First, with this scenario, for any time period it is (again, theoretically) possible to improve on the precision of Al-26/Be-10 burial dating by choosing a different nuclide pair. Mainly this is for two reasons: i) the uncertainty is inversely proportional to the difference between decay constants (this falls out of the math) and the difference between Al-26 and Be-10 decay constants is not as large as for other nuclide pairs; ii) the half-life of Al-26 is the least precisely measured of all the nuclides.

Second,  different nuclide pairs are the optimal choice for different time ranges. Pairs where the half-life difference is larger are useable at younger ages; pairs that include one nuclide with a short half-life become unusable faster. So this sort of a plot can serve as a guide for which nuclide pair one ought to apply to a particular problem. In this example, we’re looking at Pleistocene alluvial terraces so in theory we should like either the Cl-36/Ne-21 or the Cl-36/Be-10 pair.
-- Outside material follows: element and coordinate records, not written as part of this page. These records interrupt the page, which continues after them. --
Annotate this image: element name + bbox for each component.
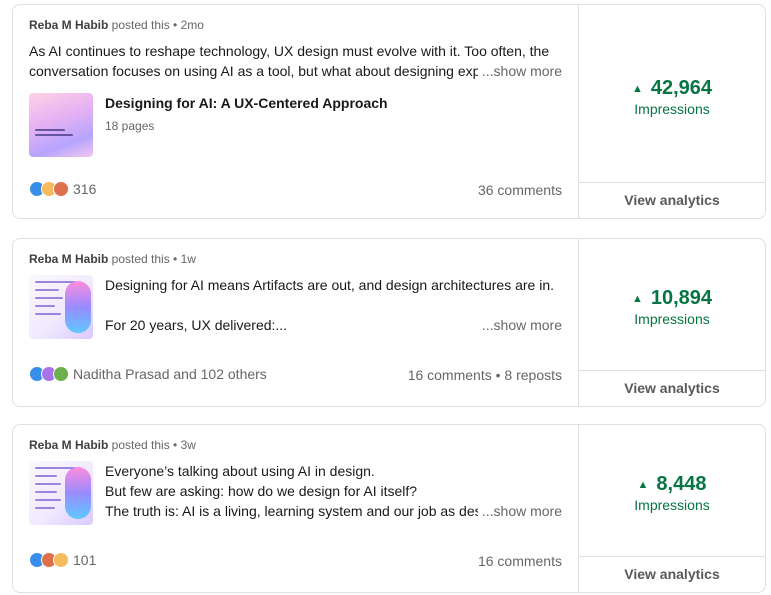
post-text-line: conversation focuses on using AI as a to… bbox=[29, 63, 481, 79]
show-more-button[interactable]: ...show more bbox=[477, 63, 562, 79]
impressions-value: 10,894 bbox=[650, 287, 713, 309]
social-counts[interactable]: Naditha Prasad and 102 others bbox=[29, 366, 267, 382]
social-counts[interactable]: 316 bbox=[29, 181, 96, 197]
impressions-block: ▲ 8,448 Impressions bbox=[579, 473, 765, 513]
analytics-panel: ▲ 10,894 Impressions View analytics bbox=[578, 239, 765, 406]
posted-time: posted this • 2mo bbox=[108, 18, 204, 32]
reactions-count: 316 bbox=[73, 181, 97, 197]
post-card: Reba M Habib posted this • 3w Everyone’s… bbox=[12, 424, 766, 593]
document-thumbnail[interactable] bbox=[29, 93, 93, 157]
post-content: Reba M Habib posted this • 2mo As AI con… bbox=[13, 5, 578, 218]
trend-up-icon: ▲ bbox=[631, 82, 643, 95]
post-text-line: But few are asking: how do we design for… bbox=[105, 483, 418, 499]
reactions-count: 101 bbox=[73, 552, 97, 568]
post-byline: Reba M Habib posted this • 3w bbox=[29, 438, 196, 452]
author-name[interactable]: Reba M Habib bbox=[29, 252, 108, 266]
show-more-button[interactable]: ...show more bbox=[477, 503, 562, 519]
view-analytics-button[interactable]: View analytics bbox=[579, 370, 765, 406]
post-card: Reba M Habib posted this • 1w Designing … bbox=[12, 238, 766, 407]
post-content: Reba M Habib posted this • 3w Everyone’s… bbox=[13, 425, 578, 592]
reaction-icons bbox=[29, 366, 69, 382]
view-analytics-button[interactable]: View analytics bbox=[579, 182, 765, 218]
post-image-thumbnail[interactable] bbox=[29, 275, 93, 339]
celebrate-reaction-icon bbox=[53, 366, 69, 382]
post-byline: Reba M Habib posted this • 1w bbox=[29, 252, 196, 266]
post-card: Reba M Habib posted this • 2mo As AI con… bbox=[12, 4, 766, 219]
trend-up-icon: ▲ bbox=[631, 292, 643, 305]
social-counts[interactable]: 101 bbox=[29, 552, 96, 568]
insightful-reaction-icon bbox=[53, 552, 69, 568]
post-text-line: For 20 years, UX delivered:... bbox=[105, 317, 288, 333]
post-byline: Reba M Habib posted this • 2mo bbox=[29, 18, 204, 32]
author-name[interactable]: Reba M Habib bbox=[29, 438, 108, 452]
comments-reposts-count[interactable]: 16 comments • 8 reposts bbox=[408, 367, 562, 383]
comments-count[interactable]: 16 comments bbox=[478, 553, 562, 569]
impressions-label: Impressions bbox=[634, 497, 710, 513]
impressions-value: 8,448 bbox=[656, 473, 707, 495]
love-reaction-icon bbox=[53, 181, 69, 197]
reaction-icons bbox=[29, 552, 69, 568]
comments-count[interactable]: 36 comments bbox=[478, 182, 562, 198]
analytics-panel: ▲ 8,448 Impressions View analytics bbox=[578, 425, 765, 592]
impressions-label: Impressions bbox=[634, 101, 710, 117]
post-content: Reba M Habib posted this • 1w Designing … bbox=[13, 239, 578, 406]
post-text-line: The truth is: AI is a living, learning s… bbox=[105, 503, 482, 519]
document-title[interactable]: Designing for AI: A UX-Centered Approach bbox=[105, 95, 388, 111]
post-text-line: Everyone’s talking about using AI in des… bbox=[105, 463, 375, 479]
post-text-line: As AI continues to reshape technology, U… bbox=[29, 43, 550, 59]
impressions-block: ▲ 42,964 Impressions bbox=[579, 77, 765, 117]
analytics-panel: ▲ 42,964 Impressions View analytics bbox=[578, 5, 765, 218]
reaction-icons bbox=[29, 181, 69, 197]
post-text-line: Designing for AI means Artifacts are out… bbox=[105, 277, 555, 293]
impressions-block: ▲ 10,894 Impressions bbox=[579, 287, 765, 327]
reactions-summary: Naditha Prasad and 102 others bbox=[73, 366, 267, 382]
impressions-value: 42,964 bbox=[650, 77, 713, 99]
document-pages: 18 pages bbox=[105, 119, 155, 133]
author-name[interactable]: Reba M Habib bbox=[29, 18, 108, 32]
view-analytics-button[interactable]: View analytics bbox=[579, 556, 765, 592]
posted-time: posted this • 1w bbox=[108, 252, 196, 266]
posted-time: posted this • 3w bbox=[108, 438, 196, 452]
show-more-button[interactable]: ...show more bbox=[477, 317, 562, 333]
trend-up-icon: ▲ bbox=[637, 478, 649, 491]
post-image-thumbnail[interactable] bbox=[29, 461, 93, 525]
impressions-label: Impressions bbox=[634, 311, 710, 327]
Of course, there are a couple more points here. Besides the fact that I am ignoring geologic complications, all of these pairs might not be feasible because the targets don’t occur together, or because of complications in figuring the production ratios. Nuclide pairs involving Cl-36 are only feasible for targets where Cl-36 production by thermal neutron capture is negligible; this most likely means K- or Ca-rich feldspars with very low Cl-35 concentrations. Ne-21 can only be measured precisely at relatively high concentrations, such as in this example; at low concentrations precision degrades rapidly because of interference from non-cosmogenic Ne-21 trapped in the target mineral. Al-26, Be-10, and Ne-21 all can be measured and have well-characterized production rates in quartz, so those three nuclides can commonly be used together. Cl-36 and Ne-21 both occur in K-feldspars, although production rates are not as well characterized as in quartz. This pair is potentially quite precise, and could be used to good effect in sanidine from ignimbrites. However, if a nuclide pair has different target minerals, for example if combining Cl-36 in feldspar with something else in quartz,  then the sample must consist of a rock that contains both minerals together, to ensure that they have the same exposure history.
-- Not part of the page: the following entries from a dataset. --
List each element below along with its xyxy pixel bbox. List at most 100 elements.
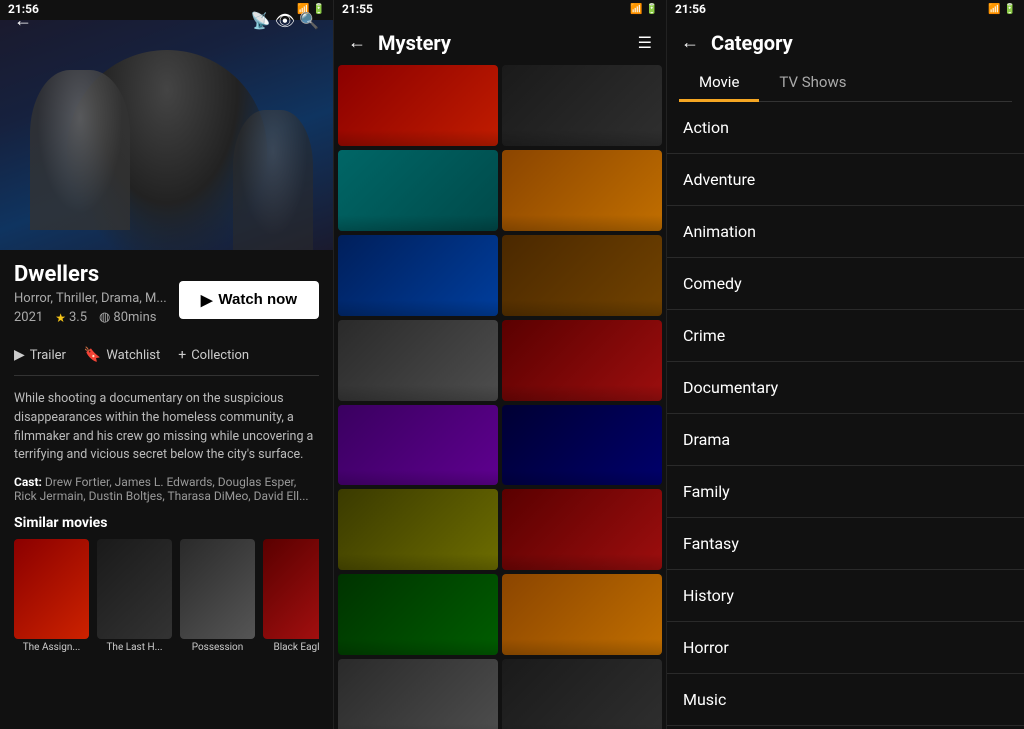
watch-now-button[interactable]: ▶ Watch now: [179, 281, 319, 319]
collection-button[interactable]: + Collection: [178, 347, 249, 363]
movie-year: 2021: [14, 310, 43, 325]
similar-label: The Last H...: [97, 642, 172, 653]
watchlist-button[interactable]: 🔖 Watchlist: [84, 347, 160, 363]
tab-movie[interactable]: Movie: [679, 65, 759, 102]
back-icon[interactable]: ←: [12, 8, 34, 33]
list-item[interactable]: GIRL FROM N. Girl from N...: [338, 659, 498, 729]
category-list: Action Adventure Animation Comedy Crime …: [667, 102, 1024, 729]
movie-poster: LAW & ORDER: [338, 150, 498, 231]
similar-label: Possession: [180, 642, 255, 653]
list-item[interactable]: MANIFEST Manifest 2018: [502, 150, 662, 231]
mystery-title: Mystery: [378, 31, 626, 55]
category-header: ← Category: [667, 20, 1024, 65]
plus-icon: +: [178, 347, 186, 363]
category-item-adventure[interactable]: Adventure: [667, 154, 1024, 206]
movie-poster: THE MENTALIST: [338, 320, 498, 401]
movie-duration: ◍ 80mins: [99, 310, 156, 325]
clock-icon: ◍: [99, 310, 110, 325]
back-icon-2[interactable]: ←: [346, 30, 368, 55]
category-item-family[interactable]: Family: [667, 466, 1024, 518]
movie-title: Dwellers: [14, 262, 167, 287]
category-item-documentary[interactable]: Documentary: [667, 362, 1024, 414]
back-icon-3[interactable]: ←: [679, 30, 701, 55]
similar-label: The Assign...: [14, 642, 89, 653]
category-item-action[interactable]: Action: [667, 102, 1024, 154]
movie-poster: ALCHEMY: [502, 574, 662, 655]
movie-poster: STRANGER THINGS: [338, 65, 498, 146]
list-item[interactable]: THE MENTALIST The Menta... 2008: [338, 320, 498, 401]
list-item[interactable]: THE BLACKLIST The Blackl... 2013: [502, 489, 662, 570]
similar-movies-title: Similar movies: [14, 515, 319, 531]
movie-poster: CRIMINAL MINDS: [502, 320, 662, 401]
movie-poster: SQUID GAME: [338, 574, 498, 655]
movie-hero: [0, 20, 333, 250]
list-item[interactable]: STRANGER THINGS Stranger T... 2016: [338, 65, 498, 146]
category-item-music[interactable]: Music: [667, 674, 1024, 726]
movie-poster: AMERICAN HORROR: [502, 659, 662, 729]
status-bar-3: 21:56 📶 🔋: [667, 0, 1024, 20]
list-item[interactable]: PRETTY LITTLE Pretty Litt... 2022: [338, 405, 498, 486]
play-square-icon: ▶: [14, 347, 25, 363]
list-item[interactable]: SUPERNATURAL Supernatu... 2005: [338, 235, 498, 316]
category-item-comedy[interactable]: Comedy: [667, 258, 1024, 310]
list-item[interactable]: ALCHEMY Alchemy o...: [502, 574, 662, 655]
movie-meta: 2021 ★ 3.5 ◍ 80mins: [14, 310, 167, 325]
category-item-crime[interactable]: Crime: [667, 310, 1024, 362]
hero-image: [0, 20, 333, 250]
similar-poster: [180, 539, 255, 639]
movie-poster: MOON KNIGHT: [502, 65, 662, 146]
movie-poster: MANIFEST: [502, 150, 662, 231]
list-item[interactable]: LAW & ORDER Law & Ord... 1999: [338, 150, 498, 231]
movie-rating: ★ 3.5: [55, 310, 87, 325]
similar-poster: [14, 539, 89, 639]
list-item[interactable]: Possession: [180, 539, 255, 653]
movie-poster: UNDER THE BANNER: [502, 235, 662, 316]
meta-watch-row: Dwellers Horror, Thriller, Drama, M... 2…: [14, 262, 319, 337]
list-item[interactable]: The Assign...: [14, 539, 89, 653]
category-title: Category: [711, 31, 793, 55]
movie-poster: PRETTY LITTLE: [338, 405, 498, 486]
search-icon[interactable]: 🔍: [297, 9, 321, 32]
similar-poster: [263, 539, 319, 639]
list-item[interactable]: HOUSE House 2004: [338, 489, 498, 570]
trailer-button[interactable]: ▶ Trailer: [14, 347, 66, 363]
category-item-horror[interactable]: Horror: [667, 622, 1024, 674]
list-item[interactable]: AMERICAN HORROR American ...: [502, 659, 662, 729]
list-item[interactable]: SQUID GAME Squid Game: [338, 574, 498, 655]
category-item-fantasy[interactable]: Fantasy: [667, 518, 1024, 570]
category-item-history[interactable]: History: [667, 570, 1024, 622]
play-icon: ▶: [201, 291, 213, 309]
list-item[interactable]: MOON KNIGHT Moon Knig... 2022: [502, 65, 662, 146]
category-item-animation[interactable]: Animation: [667, 206, 1024, 258]
movie-poster: GIRL FROM N.: [338, 659, 498, 729]
movie-info: Dwellers Horror, Thriller, Drama, M... 2…: [0, 250, 333, 665]
movie-poster: THE BLACKLIST: [502, 489, 662, 570]
movie-poster: MONEY HEIST: [502, 405, 662, 486]
list-item[interactable]: The Last H...: [97, 539, 172, 653]
cast-icon[interactable]: 📡: [249, 9, 273, 32]
similar-movies-list: The Assign... The Last H... Possession B…: [14, 539, 319, 653]
list-item[interactable]: MONEY HEIST Money Hei... 2022: [502, 405, 662, 486]
similar-poster: [97, 539, 172, 639]
list-item[interactable]: CRIMINAL MINDS Criminal M... 2005: [502, 320, 662, 401]
tab-tvshows[interactable]: TV Shows: [759, 65, 866, 102]
category-panel: 21:56 📶 🔋 ← Category Movie TV Shows Acti…: [666, 0, 1024, 729]
movie-poster: HOUSE: [338, 489, 498, 570]
list-item[interactable]: UNDER THE BANNER Under the ... 2022: [502, 235, 662, 316]
mystery-grid: STRANGER THINGS Stranger T... 2016 MOON …: [334, 65, 666, 729]
filter-icon[interactable]: ☰: [636, 31, 654, 54]
category-item-drama[interactable]: Drama: [667, 414, 1024, 466]
movie-cast: Cast: Drew Fortier, James L. Edwards, Do…: [14, 475, 319, 503]
star-icon: ★: [55, 311, 66, 325]
mystery-header: ← Mystery ☰: [334, 20, 666, 65]
time-3: 21:56: [675, 2, 706, 16]
movie-genres: Horror, Thriller, Drama, M...: [14, 291, 167, 306]
movie-description: While shooting a documentary on the susp…: [14, 390, 319, 465]
eye-icon[interactable]: 👁: [273, 9, 297, 32]
movie-poster: SUPERNATURAL: [338, 235, 498, 316]
action-buttons: ▶ Trailer 🔖 Watchlist + Collection: [14, 347, 319, 376]
status-icons-3: 📶 🔋: [988, 4, 1016, 15]
tabs-row: Movie TV Shows: [679, 65, 1012, 102]
bookmark-icon: 🔖: [84, 347, 101, 363]
list-item[interactable]: Black Eagl...: [263, 539, 319, 653]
Summary: in theory one can tune the burial-dating method to have better precision, and a much wider range of applicability, by using a range of nuclide pairs beyond Al-26/Be-10. This is really interesting.
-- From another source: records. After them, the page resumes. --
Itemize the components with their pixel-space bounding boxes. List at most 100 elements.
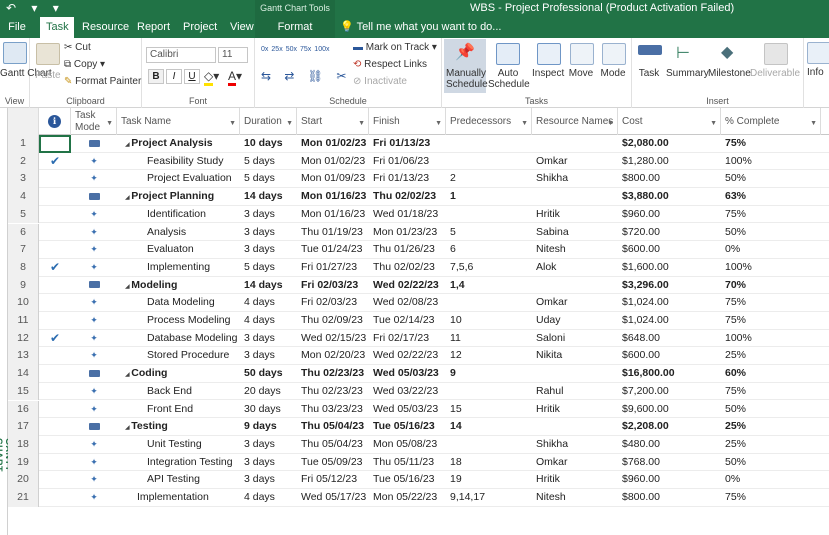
duration-cell[interactable]: 5 days [240, 259, 297, 277]
finish-cell[interactable]: Mon 05/22/23 [369, 489, 446, 507]
start-cell[interactable]: Thu 02/23/23 [297, 383, 369, 401]
table-row[interactable]: 12 ✔ ✦ Database Modeling 3 days Wed 02/15/23 F… [8, 329, 829, 348]
resource-names-cell[interactable]: Hritik [532, 206, 618, 224]
start-cell[interactable]: Tue 01/24/23 [297, 241, 369, 259]
table-row[interactable]: 15 ✦ Back End 20 days Thu 02/23/23 Wed 03/22/… [8, 382, 829, 401]
auto-schedule-button[interactable]: Auto Schedule [488, 39, 530, 93]
predecessors-cell[interactable]: 6 [446, 241, 532, 259]
task-mode-cell[interactable]: ✦ [71, 436, 117, 454]
start-cell[interactable]: Mon 01/02/23 [297, 153, 369, 171]
finish-cell[interactable]: Thu 01/26/23 [369, 241, 446, 259]
task-mode-cell[interactable]: ✦ [71, 401, 117, 419]
cost-cell[interactable]: $600.00 [618, 347, 721, 365]
start-cell[interactable]: Thu 05/04/23 [297, 418, 369, 436]
finish-cell[interactable]: Thu 02/02/23 [369, 188, 446, 206]
pct-50-button[interactable]: 50x [286, 46, 297, 53]
cost-cell[interactable]: $3,296.00 [618, 277, 721, 295]
task-mode-cell[interactable]: ✦ [71, 471, 117, 489]
resource-names-cell[interactable]: Nitesh [532, 241, 618, 259]
quick-access-toolbar[interactable]: ↶ ▾ ▾ [6, 1, 65, 15]
table-row[interactable]: 8 ✔ ✦ Implementing 5 days Fri 01/27/23 Thu 02/… [8, 258, 829, 277]
resource-names-cell[interactable] [532, 418, 618, 436]
start-cell[interactable]: Tue 05/09/23 [297, 454, 369, 472]
finish-cell[interactable]: Wed 03/22/23 [369, 383, 446, 401]
pct-75-button[interactable]: 75x [300, 46, 311, 53]
percent-complete-cell[interactable]: 0% [721, 471, 821, 489]
resource-names-cell[interactable] [532, 135, 618, 153]
finish-cell[interactable]: Wed 02/08/23 [369, 294, 446, 312]
task-mode-cell[interactable]: ✦ [71, 224, 117, 242]
resource-names-cell[interactable]: Hritik [532, 401, 618, 419]
duration-cell[interactable]: 3 days [240, 224, 297, 242]
task-mode-cell[interactable]: ✦ [71, 454, 117, 472]
finish-cell[interactable]: Wed 02/22/23 [369, 347, 446, 365]
start-cell[interactable]: Thu 02/09/23 [297, 312, 369, 330]
header-duration[interactable]: Duration ▼ [240, 108, 297, 135]
table-row[interactable]: 10 ✦ Data Modeling 4 days Fri 02/03/23 Wed 02… [8, 294, 829, 312]
pct-100-button[interactable]: 100x [314, 46, 329, 53]
task-name-cell[interactable]: ◢ Coding [117, 365, 240, 383]
predecessors-cell[interactable]: 19 [446, 471, 532, 489]
finish-cell[interactable]: Fri 02/17/23 [369, 330, 446, 348]
tell-me-box[interactable]: 💡 Tell me what you want to do... [340, 17, 501, 38]
duration-cell[interactable]: 3 days [240, 471, 297, 489]
summary-button[interactable]: ⊢ Summary [666, 39, 709, 93]
predecessors-cell[interactable] [446, 206, 532, 224]
resource-names-cell[interactable]: Sabina [532, 224, 618, 242]
task-name-cell[interactable]: Evaluaton [117, 241, 240, 259]
task-name-cell[interactable]: Process Modeling [117, 312, 240, 330]
finish-cell[interactable]: Wed 02/22/23 [369, 277, 446, 295]
task-name-cell[interactable]: Back End [117, 383, 240, 401]
predecessors-cell[interactable] [446, 135, 532, 153]
respect-links-button[interactable]: ⟲ Respect Links [353, 59, 427, 70]
finish-cell[interactable]: Mon 05/08/23 [369, 436, 446, 454]
duration-cell[interactable]: 3 days [240, 454, 297, 472]
inspect-button[interactable]: Inspect [532, 39, 564, 93]
table-row[interactable]: 21 ✦ Implementation 4 days Wed 05/17/23 Mon 0… [8, 489, 829, 507]
percent-complete-cell[interactable]: 25% [721, 436, 821, 454]
table-row[interactable]: 2 ✔ ✦ Feasibility Study 5 days Mon 01/02/23 Fr… [8, 152, 829, 171]
task-name-cell[interactable]: API Testing [117, 471, 240, 489]
bold-button[interactable]: B [148, 69, 164, 84]
task-name-cell[interactable]: Feasibility Study [117, 153, 240, 171]
finish-cell[interactable]: Mon 01/23/23 [369, 224, 446, 242]
cost-cell[interactable]: $3,880.00 [618, 188, 721, 206]
task-name-cell[interactable]: ◢ Modeling [117, 277, 240, 295]
table-row[interactable]: 7 ✦ Evaluaton 3 days Tue 01/24/23 Thu 01/26/2… [8, 241, 829, 259]
mark-on-track-button[interactable]: ▬ Mark on Track ▾ [353, 42, 437, 53]
percent-complete-cell[interactable]: 75% [721, 489, 821, 507]
task-name-cell[interactable]: Implementing [117, 259, 240, 277]
task-mode-cell[interactable] [71, 188, 117, 206]
finish-cell[interactable]: Tue 02/14/23 [369, 312, 446, 330]
percent-complete-cell[interactable]: 50% [721, 454, 821, 472]
start-cell[interactable]: Thu 02/23/23 [297, 365, 369, 383]
cost-cell[interactable]: $960.00 [618, 206, 721, 224]
percent-complete-cell[interactable]: 75% [721, 383, 821, 401]
duration-cell[interactable]: 5 days [240, 170, 297, 188]
duration-cell[interactable]: 14 days [240, 188, 297, 206]
resource-names-cell[interactable]: Alok [532, 259, 618, 277]
task-mode-cell[interactable]: ✦ [71, 489, 117, 507]
finish-cell[interactable]: Thu 02/02/23 [369, 259, 446, 277]
duration-cell[interactable]: 4 days [240, 489, 297, 507]
table-row[interactable]: 4 ◢ Project Planning 14 days Mon 01/16/23 Th… [8, 188, 829, 206]
percent-complete-cell[interactable]: 25% [721, 418, 821, 436]
start-cell[interactable]: Fri 02/03/23 [297, 277, 369, 295]
header-info[interactable]: ℹ [39, 108, 71, 135]
header-task-mode[interactable]: Task Mode ▼ [71, 108, 117, 135]
percent-complete-cell[interactable]: 75% [721, 312, 821, 330]
duration-cell[interactable]: 4 days [240, 312, 297, 330]
predecessors-cell[interactable]: 5 [446, 224, 532, 242]
duration-cell[interactable]: 9 days [240, 418, 297, 436]
cost-cell[interactable]: $600.00 [618, 241, 721, 259]
start-cell[interactable]: Thu 03/23/23 [297, 401, 369, 419]
resource-names-cell[interactable] [532, 188, 618, 206]
tab-report[interactable]: Report [131, 17, 176, 38]
finish-cell[interactable]: Tue 05/16/23 [369, 418, 446, 436]
start-cell[interactable]: Fri 01/27/23 [297, 259, 369, 277]
resource-names-cell[interactable] [532, 365, 618, 383]
predecessors-cell[interactable]: 1,4 [446, 277, 532, 295]
task-mode-cell[interactable]: ✦ [71, 153, 117, 171]
task-mode-cell[interactable]: ✦ [71, 170, 117, 188]
predecessors-cell[interactable] [446, 436, 532, 454]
Other important point: I haven’t discussed at all the possibility of using three nuclides in the same sample. This gets complicated fast, but it is a really interesting idea because it can potentially allow one to be less dependent on the geological assumptions that go into two-nuclide burial dating — so the method would be useful in more geologic situations.

More information:

Balco G., Shuster D.L., 2009. Al-26 – Be-10 – Ne-21 burial dating. Earth and Planetary Science Letters, v. 286, pp. 570-575. doi:10.1016/j.epsl.2009.07.025

Granger, D., 2006. A review of burial dating methods using Al-26 and Be-10. In: Siame, L., Bourlés, D., Brown, E., eds., In-situ-produced cosmogenic nuclides and quantification of geological processes: Geological Society of America Special Paper 415. Geological Society of America, Boulder, CO. pp. 1-16.




2 Comments leave one →
  1. November 29, 2010 03:08

    Wow, just found this site. I’m just starting to use cosmo for bulk erosion rates and have TONS to learn about the method. I will definitely be reading this blog (and your papers).

  2. Richard Styron permalink
    January 18, 2011 20:12

    Dr. Balco,

    I’m using 10Be depth profiles of faulted alluvial and fluvial surfaces for Quaternary slip rate determinations. I have a growing concern about the ability of shallow to moderate (2m) profiles to yield unique exposure age/erosion rate pairs (e.g., Braucher, et al. 2009, Quat. Geochron.). I am wondering if paired nuclide dating in addition to depth profiles would solve the problem. Your discussion here is centered on burial dating but it would seem that there may be some application to estimating erosion rates as well. What are your thoughts on this?

    Also, how would the time sensitivity plots work for a 14C/10Be pair? The surfaces I’m working on are probably 10-50 kyr old, so the nuclide pairs discussed above are not particularly suited for these features.